Speed up queries on text columns using :gin indices with [Rails & PostgreSQL]

Before we start

This post assumes that you are aware of database indices and performance benefits they can bring. If not, please check out this link for a quick introduction.

Context

Yesterday, I noticed a very slow background process for a rather small task through Appsignal.

Quickly checking the codebase, the problem was because of doing a full text search on a column in the table with over 2+ million records, unindexed. Such as:

MyTable.where(
  "my_unindexed_column LIKE ?", "%some-text%"
)

Unsurprisingly, this query ended up being very slow due to missing indices.

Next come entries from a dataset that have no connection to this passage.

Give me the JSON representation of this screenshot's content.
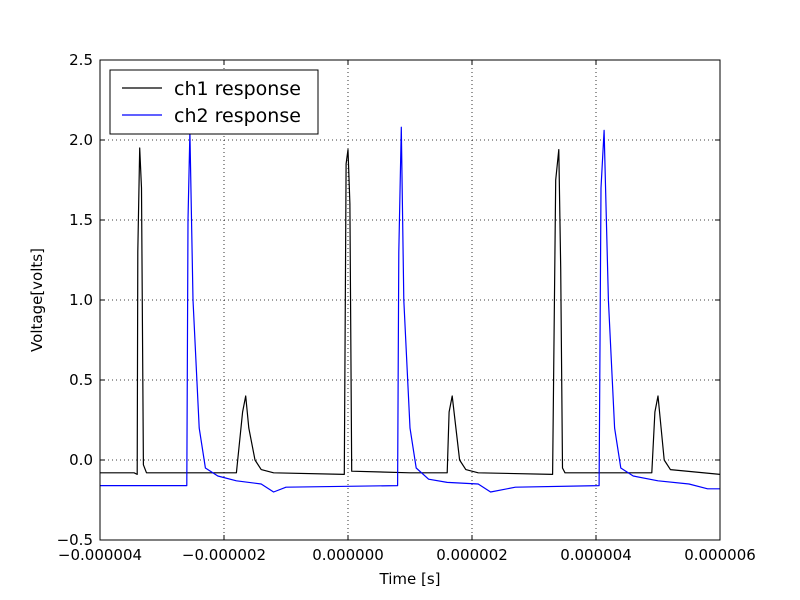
{
  "chart_data": {
    "type": "line",
    "title": "",
    "xlabel": "Time [s]",
    "ylabel": "Voltage[volts]",
    "xlim": [
      -4e-06,
      6e-06
    ],
    "ylim": [
      -0.5,
      2.5
    ],
    "grid": true,
    "legend_position": "top-left",
    "x_ticks": [
      -4e-06,
      -2e-06,
      0.0,
      2e-06,
      4e-06,
      6e-06
    ],
    "x_tick_labels": [
      "−0.000004",
      "−0.000002",
      "0.000000",
      "0.000002",
      "0.000004",
      "0.000006"
    ],
    "y_ticks": [
      -0.5,
      0.0,
      0.5,
      1.0,
      1.5,
      2.0,
      2.5
    ],
    "y_tick_labels": [
      "−0.5",
      "0.0",
      "0.5",
      "1.0",
      "1.5",
      "2.0",
      "2.5"
    ],
    "series": [
      {
        "name": "ch1 response",
        "color": "#000000",
        "points": [
          [
            -4e-06,
            -0.08
          ],
          [
            -3.45e-06,
            -0.08
          ],
          [
            -3.4e-06,
            -0.09
          ],
          [
            -3.39e-06,
            1.3
          ],
          [
            -3.36e-06,
            1.95
          ],
          [
            -3.33e-06,
            1.7
          ],
          [
            -3.3e-06,
            -0.03
          ],
          [
            -3.25e-06,
            -0.08
          ],
          [
            -2.2e-06,
            -0.08
          ],
          [
            -1.8e-06,
            -0.08
          ],
          [
            -1.7e-06,
            0.3
          ],
          [
            -1.65e-06,
            0.4
          ],
          [
            -1.6e-06,
            0.2
          ],
          [
            -1.5e-06,
            0.0
          ],
          [
            -1.4e-06,
            -0.06
          ],
          [
            -1.2e-06,
            -0.08
          ],
          [
            -6e-08,
            -0.09
          ],
          [
            -3e-08,
            1.85
          ],
          [
            0.0,
            1.94
          ],
          [
            3e-08,
            1.6
          ],
          [
            6e-08,
            -0.07
          ],
          [
            1e-06,
            -0.08
          ],
          [
            1.6e-06,
            -0.08
          ],
          [
            1.63e-06,
            0.3
          ],
          [
            1.68e-06,
            0.4
          ],
          [
            1.74e-06,
            0.2
          ],
          [
            1.8e-06,
            0.0
          ],
          [
            1.9e-06,
            -0.06
          ],
          [
            2.1e-06,
            -0.08
          ],
          [
            3.3e-06,
            -0.09
          ],
          [
            3.35e-06,
            1.75
          ],
          [
            3.4e-06,
            1.94
          ],
          [
            3.43e-06,
            1.2
          ],
          [
            3.46e-06,
            -0.05
          ],
          [
            3.5e-06,
            -0.08
          ],
          [
            4.9e-06,
            -0.08
          ],
          [
            4.95e-06,
            0.3
          ],
          [
            5e-06,
            0.4
          ],
          [
            5.05e-06,
            0.2
          ],
          [
            5.1e-06,
            0.0
          ],
          [
            5.2e-06,
            -0.06
          ],
          [
            6e-06,
            -0.09
          ]
        ]
      },
      {
        "name": "ch2 response",
        "color": "#0000ff",
        "points": [
          [
            -4e-06,
            -0.16
          ],
          [
            -2.6e-06,
            -0.16
          ],
          [
            -2.58e-06,
            1.5
          ],
          [
            -2.55e-06,
            2.05
          ],
          [
            -2.5e-06,
            1.0
          ],
          [
            -2.4e-06,
            0.2
          ],
          [
            -2.3e-06,
            -0.05
          ],
          [
            -2.1e-06,
            -0.1
          ],
          [
            -1.8e-06,
            -0.13
          ],
          [
            -1.4e-06,
            -0.15
          ],
          [
            -1.2e-06,
            -0.2
          ],
          [
            -1e-06,
            -0.17
          ],
          [
            8e-07,
            -0.16
          ],
          [
            8.2e-07,
            1.3
          ],
          [
            8.6e-07,
            2.08
          ],
          [
            9e-07,
            1.0
          ],
          [
            1e-06,
            0.2
          ],
          [
            1.1e-06,
            -0.05
          ],
          [
            1.3e-06,
            -0.12
          ],
          [
            1.6e-06,
            -0.14
          ],
          [
            2.1e-06,
            -0.15
          ],
          [
            2.3e-06,
            -0.2
          ],
          [
            2.7e-06,
            -0.17
          ],
          [
            4.05e-06,
            -0.16
          ],
          [
            4.08e-06,
            1.7
          ],
          [
            4.13e-06,
            2.06
          ],
          [
            4.2e-06,
            1.0
          ],
          [
            4.3e-06,
            0.2
          ],
          [
            4.4e-06,
            -0.05
          ],
          [
            4.6e-06,
            -0.1
          ],
          [
            5e-06,
            -0.13
          ],
          [
            5.5e-06,
            -0.15
          ],
          [
            5.8e-06,
            -0.18
          ],
          [
            6e-06,
            -0.18
          ]
        ]
      }
    ]
  }
}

As I found our usual suspect, I added the index using the Rails DSL for migrations:


class AddIndexToUnindexedColumnOnMyTable < ActiveRecord::Migration
  # You should disable the migration being wrapped inside a database transaction,
  # to be able to add the index concurrently. Else, you may have a long wait
  # and read/writes to the table will be blocked until the migration is completed,
  # which wouldn't be nice :).

  disable_ddl_transaction!

  def change
    add_index :my_table, :column_to_index, algorithm: :concurrently
  end
end

Which added an index using default :btree strategy:

# db/schema.rb
# ...
add_index "my_table", ["column_to_index"], name: "index_my_table_on_column_to_index", using: :btree
# ...

This has worked fine locally, which was then deployed to test environments with no issues.

However, deploying to production with the table containing millions of records, I have hit the brick with error:

  01 PG::ProgramLimitExceeded: ERROR:  index row requires 28536 bytes, maximum size is 8191
  01 : CREATE  INDEX CONCURRENTLY "index_my_table_on_my_unindexed_column" ON "my_table"  ("my_unindexed_column")

Problem

Adding index on text columns using :btree strategy won’t work out due to huge size of the created index. We are better to use :gin strategy.

Gin stands for generalized inverted indices. They are most useful when we have multiple values stored in a single column, which was indeed the case.

Other examples can be for columns with hstore, array, jsonb and range types.

So, let’s add an index using :gin strategy.

Solution

Make sure you have extension enabled

Check your schema.rb or structure.sql file to see if btree_gin extension enabled.

If not, add it to your migration file as below or you will face issues because of missing extension.

Proceed to add the index concurrently

I have added a comment in migration snippet above ^ on why it’s important to add the index concurrently.

class CreateIndexOnFullText < ActiveRecord::Migration
  disable_ddl_transaction!

  def change
    enable_extension "btree_gin"

    add_index :my_table, :column_to_index, using: :gin, algorithm: :concurrently
  end
end

That’s it, you should see changes on your schema.rb or structure.sql file after running the migration. Note that your DB user should have have the SUPERUSER privileges in order to run enable_extension.

Now, go ahead and check the performance of the query again, which should be improved.

Try checking the query before, and after adding the index

To verify that you may indeed receive performance gains by adding the index, you can use the .explain method of ActiveRecord and see the costs. Also, keep your eye on load time for the query.

Compare with the results that you get before and after adding the index.

MyTable
  .where("my_column LIKE ?", "%test-value%")
  .explain

  MyTable Load (3.3ms)  SELECT "id".* FROM "my_tables" WHERE my_column LIKE '%test%'
=> EXPLAIN for: SELECT "id".* FROM "my_tables" WHERE my_column LIKE '%test%'
                                         QUERY PLAN
--------------------------------------------------------------------------------------------
 Seq Scan on my_tables (cost=0.00..56.50 rows=1 width=5114)
   Filter: (my_column ~~ '%test%'::text)
(2 rows)

Indexing using :gin strategy to perform a full text search in PostgreSQL can give us a nice boost in performance, however, there is no silver bullet and it may not fit the problem all the time.

Using GIN may not be that beneficial if we are just searching for small substrings.

Thus, it’s important to check the results and be the judge for its benefits.

I have tested this on Postgres 9.4 & Rails 4.2, and Postgres 12.3 & Rails 5.2.